Hammond had willed their historic Cradle Harbor lightkeeper’s house to someone they believed to be a perfect stranger. Tom knew little about small towns, but he imagined they were filled with people much like the hordes of seagulls he’d encountered all his way up the coast: sharp-eyed and insistent, unwilling to retreat until they’d gleaned a tasty morsel.
Already he’d endured a slew of e-mails from the town’s historical society, demanding that he agree to allow them access to the keeper’s house for tours. Tom had replied only once, curtly and firmly, but still the e-mails and phone calls had continued. He’d ignored them, and he had the feeling they weren’t women used to being ignored. Making matters worse, he’d refused to let them send him a copy of their precious town manifesto. He had little interest in the folklore of this place, in whatever foolish legend they all dusted off every summer for their famous festival—or so Frank had referred to it in his letters over the years.

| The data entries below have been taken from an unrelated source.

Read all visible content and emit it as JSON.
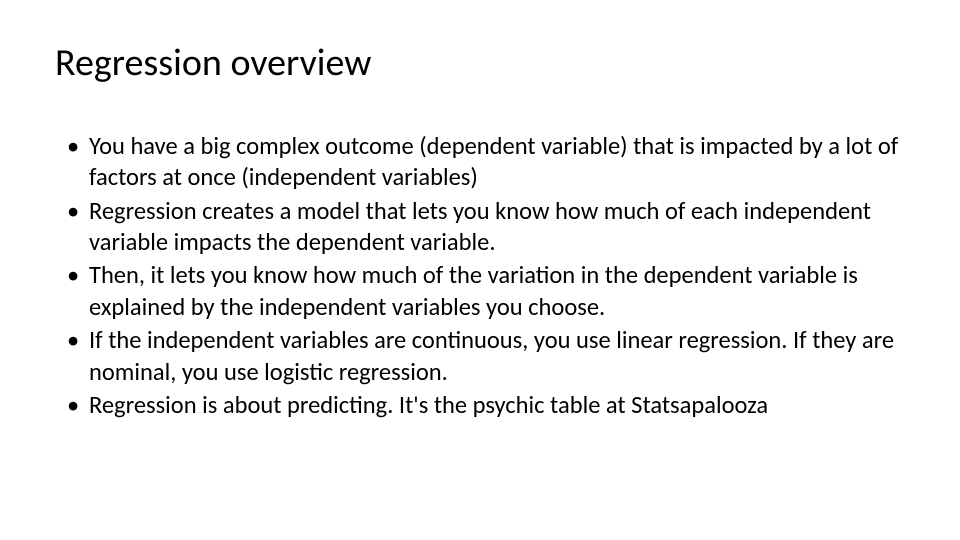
{
  "slide": {
    "title": "Regression overview",
    "bullets": [
      "You have a big complex outcome (dependent variable) that is impacted by a lot of factors at once (independent variables)",
      "Regression creates a model that lets you know how much of each independent variable impacts the dependent variable.",
      "Then, it lets you know how much of the variation in the dependent variable is explained by the independent variables you choose.",
      "If the independent variables are continuous, you use linear regression. If they are nominal, you use logistic regression.",
      "Regression is about predicting.  It's the psychic table at Statsapalooza"
    ]
  }
}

Tom gripped the wheel with both hands, the plastic hot beneath his fingers, his scalp feeling the same fever under his wavy chestnut hair. He had meant to get a haircut. He needed one desperately; it wasn’t like him to go so long without one. He felt shaggy and crass. He could smell himself, and God, he stank. Even his fingers smelled—hamburger grease and motor oil (the car had been burning it copiously since Erie, and he’d left a constellation of droplets on one pant leg while checking the stick in Katonah). He only hoped the old house had running water. He didn’t care if all the windows were missing, even the front door. It could be without a stove or a fridge, infested with ants. Just as long as there was water. He wanted a shower, a shave, a bar of soap with corners.

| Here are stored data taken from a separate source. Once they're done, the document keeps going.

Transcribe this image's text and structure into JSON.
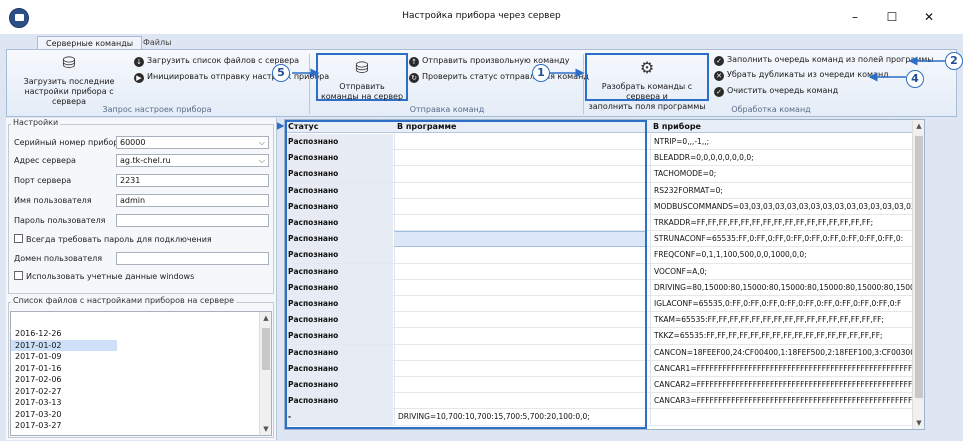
{
  "window": {
    "title": "Настройка прибора через сервер",
    "minimize_glyph": "–",
    "maximize_glyph": "☐",
    "close_glyph": "✕"
  },
  "tabs": [
    {
      "label": "Серверные команды",
      "active": true
    },
    {
      "label": "Файлы",
      "active": false
    }
  ],
  "ribbon": {
    "group1": {
      "caption": "Запрос настроек прибора",
      "big_button": {
        "line1": "Загрузить последние",
        "line2": "настройки прибора с сервера"
      },
      "small1": "Загрузить список файлов с сервера",
      "small2": "Инициировать отправку настроек прибора"
    },
    "group2": {
      "caption": "Отправка команд",
      "big_button": {
        "line1": "Отправить",
        "line2": "команды на сервер"
      },
      "small1": "Отправить произвольную команду",
      "small2": "Проверить статус отправления команд"
    },
    "group3": {
      "caption": "Обработка команд",
      "big_button": {
        "line1": "Разобрать команды с сервера и",
        "line2": "заполнить поля программы"
      },
      "small1": "Заполнить очередь команд из полей программы",
      "small2": "Убрать дубликаты из очереди команд",
      "small3": "Очистить очередь команд"
    }
  },
  "callouts": [
    "1",
    "2",
    "3",
    "4",
    "5"
  ],
  "settings": {
    "title": "Настройки",
    "serial_label": "Серийный номер прибора",
    "serial_value": "60000",
    "server_label": "Адрес сервера",
    "server_value": "ag.tk-chel.ru",
    "port_label": "Порт сервера",
    "port_value": "2231",
    "user_label": "Имя пользователя",
    "user_value": "admin",
    "password_label": "Пароль пользователя",
    "password_value": "",
    "always_password_label": "Всегда требовать пароль для подключения",
    "domain_label": "Домен пользователя",
    "domain_value": "",
    "windows_creds_label": "Использовать учетные данные windows"
  },
  "files": {
    "title": "Список файлов с настройками приборов на сервере",
    "items": [
      "2016-12-26",
      "2017-01-02",
      "2017-01-09",
      "2017-01-16",
      "2017-02-06",
      "2017-02-27",
      "2017-03-13",
      "2017-03-20",
      "2017-03-27"
    ],
    "selected": "2017-01-02"
  },
  "grid": {
    "headers": {
      "status": "Статус",
      "program": "В программе",
      "device": "В приборе"
    },
    "rows": [
      {
        "status": "Распознано",
        "program": "",
        "device": "NTRIP=0,,,-1,,;"
      },
      {
        "status": "Распознано",
        "program": "",
        "device": "BLEADDR=0,0,0,0,0,0,0,0;"
      },
      {
        "status": "Распознано",
        "program": "",
        "device": "TACHOMODE=0;"
      },
      {
        "status": "Распознано",
        "program": "",
        "device": "RS232FORMAT=0;"
      },
      {
        "status": "Распознано",
        "program": "",
        "device": "MODBUSCOMMANDS=03,03,03,03,03,03,03,03,03,03,03,03,03,03,03"
      },
      {
        "status": "Распознано",
        "program": "",
        "device": "TRKADDR=FF,FF,FF,FF,FF,FF,FF,FF,FF,FF,FF,FF,FF,FF,FF,FF;"
      },
      {
        "status": "Распознано",
        "program": "",
        "device": "STRUNACONF=65535:FF,0:FF,0:FF,0:FF,0:FF,0:FF,0:FF,0:FF,0:FF,0:"
      },
      {
        "status": "Распознано",
        "program": "",
        "device": "FREQCONF=0,1,1,100,500,0,0,1000,0,0;"
      },
      {
        "status": "Распознано",
        "program": "",
        "device": "VOCONF=A,0;"
      },
      {
        "status": "Распознано",
        "program": "",
        "device": "DRIVING=80,15000:80,15000:80,15000:80,15000:80,15000:80,1500"
      },
      {
        "status": "Распознано",
        "program": "",
        "device": "IGLACONF=65535,0:FF,0:FF,0:FF,0:FF,0:FF,0:FF,0:FF,0:FF,0:FF,0:F"
      },
      {
        "status": "Распознано",
        "program": "",
        "device": "TKAM=65535:FF,FF,FF,FF,FF,FF,FF,FF,FF,FF,FF,FF,FF,FF,FF,FF;"
      },
      {
        "status": "Распознано",
        "program": "",
        "device": "TKKZ=65535:FF,FF,FF,FF,FF,FF,FF,FF,FF,FF,FF,FF,FF,FF,FF,FF;"
      },
      {
        "status": "Распознано",
        "program": "",
        "device": "CANCON=18FEEF00,24:CF00400,1:18FEF500,2:18FEF100,3:CF00300"
      },
      {
        "status": "Распознано",
        "program": "",
        "device": "CANCAR1=FFFFFFFFFFFFFFFFFFFFFFFFFFFFFFFFFFFFFFFFFFFFFFFFFFFFFFFF"
      },
      {
        "status": "Распознано",
        "program": "",
        "device": "CANCAR2=FFFFFFFFFFFFFFFFFFFFFFFFFFFFFFFFFFFFFFFFFFFFFFFFFFFFFFFF"
      },
      {
        "status": "Распознано",
        "program": "",
        "device": "CANCAR3=FFFFFFFFFFFFFFFFFFFFFFFFFFFFFFFFFFFFFFFFFFFFFFFFFFFFFFFF"
      },
      {
        "status": "-",
        "program": "DRIVING=10,700:10,700:15,700:5,700:20,100:0,0;",
        "device": ""
      }
    ],
    "selected_program_row": 6
  }
}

There was always the sea, he told himself as he arrived on the other side of the village, seeing the pines thin just enough to reveal fields of marshland, spotted with shingled sheds bleached as white as bone. If he grew desperate, maybe he could climb down the ledge of rocks below the lighthouse and splash himself clean. But then he’d smell of salt, wouldn’t he? No, not much of an improvement.
Dean wouldn’t care, though. Tom knew his younger brother would rush to the water’s edge the minute he arrived; he would swim in the frigid ocean at all hours. Tom only hoped the current wasn’t too strong at the end of the Point. Dean wasn’t used to such rough waters, and Tom would be powerless to stop him.

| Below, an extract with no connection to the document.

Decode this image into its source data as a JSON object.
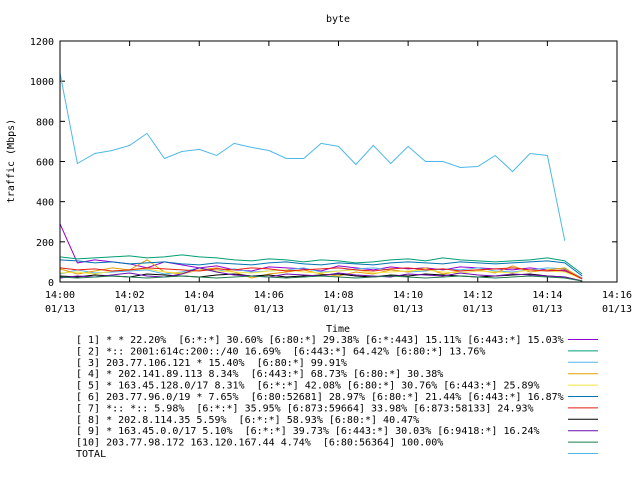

When the sign to Birch Cove Cottages finally appeared on the horizon, Tom had to squint to read it behind a veil of pine needles. He came to a stop, surveying the long driveway in front of him before starting down it. After swerving around several bends, he saw a stretch of cleared land and a handful of gaudily painted cottages. On the other side of the road, farther up a rise and right on the edge of the woods, stood a lemon yellow cottage with a watermelon door, and a ways beyond that, at the top of the hill, a fire-truck red trailer. Tom pulled the Volvo into the turnaround and killed the engine, not sure where to go first.
Out of the car, he caught at once the clear sounds of wind chimes to his right. He glanced up at the yellow cottage and saw several sets hanging from the porch overhang, knocking together in the breeze. More sounded farther up the hill. Looking at the trailer, he could see a row of the metal rods hanging from the deck railing. The wind strengthened, and soon the air was filled with the cacophony of their bells, only for an anxious moment, then quieting remarkably seconds later as the breeze thinned.
As if feeling somehow released in the quiet, Tom turned to the water and saw one more building he’d missed on his first survey, a shed with a hand-carved sign hanging over its door: TESS’S WOOD CARVING AND SIGN SHOP . Surely someone inside could direct him to Buzz Patterson.